Competing with the Microsoft Touch Mouse

Last year, Microsoft’s Applied Sciences Group sponsored the Student Innovation Contest at UIST which presented students with an experimental adaptive keyboard and challenged them to develop new interactions on this unique piece of hardware. The participants came up with some pretty cool stuff.

The tradition continues this year with Hrvoje Benko, John Miller and the Cambridge Innovation Development team from Microsoft Research, as well as Stevie Bathiche and Paul Dietz from Microsoft Hardware. Microsoft Applied Sciences Group is sponsoring the competition. This year, students have been given the Microsoft TouchMouse as well as exclusive access to a pre-release of the TouchMouse API that gives access to the 2D capacitive image captured by the mouse’s sensor matrix. Kayur Patel gives a good sense of what is possible in the video below.

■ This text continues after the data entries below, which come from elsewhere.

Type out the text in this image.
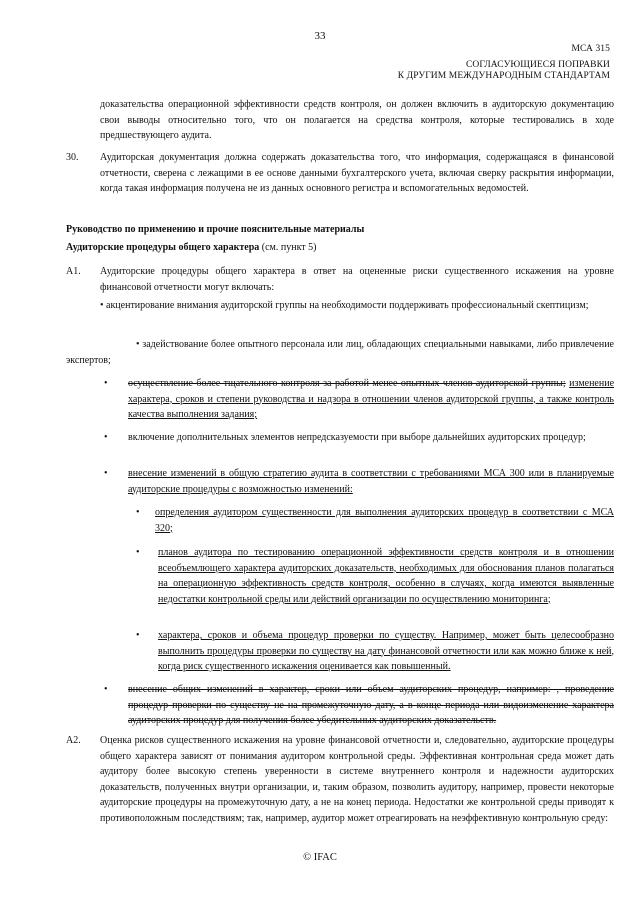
33
МСА 315
СОГЛАСУЮЩИЕСЯ ПОПРАВКИ
К ДРУГИМ МЕЖДУНАРОДНЫМ СТАНДАРТАМ
доказательства операционной эффективности средств контроля, он должен включить в аудиторскую документацию свои выводы относительно того, что он полагается на средства контроля, которые тестировались в ходе предшествующего аудита.
30. Аудиторская документация должна содержать доказательства того, что информация, содержащаяся в финансовой отчетности, сверена с лежащими в ее основе данными бухгалтерского учета, включая сверку раскрытия информации, когда такая информация получена не из данных основного регистра и вспомогательных ведомостей.
Руководство по применению и прочие пояснительные материалы
Аудиторские процедуры общего характера (см. пункт 5)
А1. Аудиторские процедуры общего характера в ответ на оцененные риски существенного искажения на уровне финансовой отчетности могут включать:
• акцентирование внимания аудиторской группы на необходимости поддерживать профессиональный скептицизм;
• задействование более опытного персонала или лиц, обладающих специальными навыками, либо привлечение экспертов;
• осуществление более тщательного контроля за работой менее опытных членов аудиторской группы; изменение характера, сроков и степени руководства и надзора в отношении членов аудиторской группы, а также контроль качества выполнения задания;
• включение дополнительных элементов непредсказуемости при выборе дальнейших аудиторских процедур;
• внесение изменений в общую стратегию аудита в соответствии с требованиями МСА 300 или в планируемые аудиторские процедуры с возможностью изменений:
• определения аудитором существенности для выполнения аудиторских процедур в соответствии с МСА 320;
• планов аудитора по тестированию операционной эффективности средств контроля и в отношении всеобъемлющего характера аудиторских доказательств, необходимых для обоснования планов полагаться на операционную эффективность средств контроля, особенно в случаях, когда имеются выявленные недостатки контрольной среды или действий организации по осуществлению мониторинга;
• характера, сроков и объема процедур проверки по существу. Например, может быть целесообразно выполнить процедуры проверки по существу на дату финансовой отчетности или как можно ближе к ней, когда риск существенного искажения оценивается как повышенный.
• внесение общих изменений в характер, сроки или объем аудиторских процедур, например: , проведение процедур проверки по существу не на промежуточную дату, а в конце периода или видоизменение характера аудиторских процедур для получения более убедительных аудиторских доказательств.
А2. Оценка рисков существенного искажения на уровне финансовой отчетности и, следовательно, аудиторские процедуры общего характера зависят от понимания аудитором контрольной среды. Эффективная контрольная среда может дать аудитору более высокую степень уверенности в системе внутреннего контроля и надежности аудиторских доказательств, полученных внутри организации, и, таким образом, позволить аудитору, например, провести некоторые аудиторские процедуры на промежуточную дату, а не на конец периода. Недостатки же контрольной среды приводят к противоположным последствиям; так, например, аудитор может отреагировать на неэффективную контрольную среду:
© IFAC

The contest is now under way and winners will be announced on October 18th. Bragging rights are at stake as well as $1,500 for the first placed team and $500 for the second place. That’s a lot of beer tokens…oh and everyone gets to keep the mouse. My ability to keep my own version of the mouse has proved somewhat more challenges as I (ahem) temporarily misplaced mine in London’s Heathrow Airport. Fortunately, the good folks in Microsoft Hardware replaced it with the quite beautiful Touch Mouse Artist Edition.

It’ll be interesting to see what the students come up with and I think this stands as another great example, alongside competition like the Imagine Cup, as to our passion for fueling student in technology.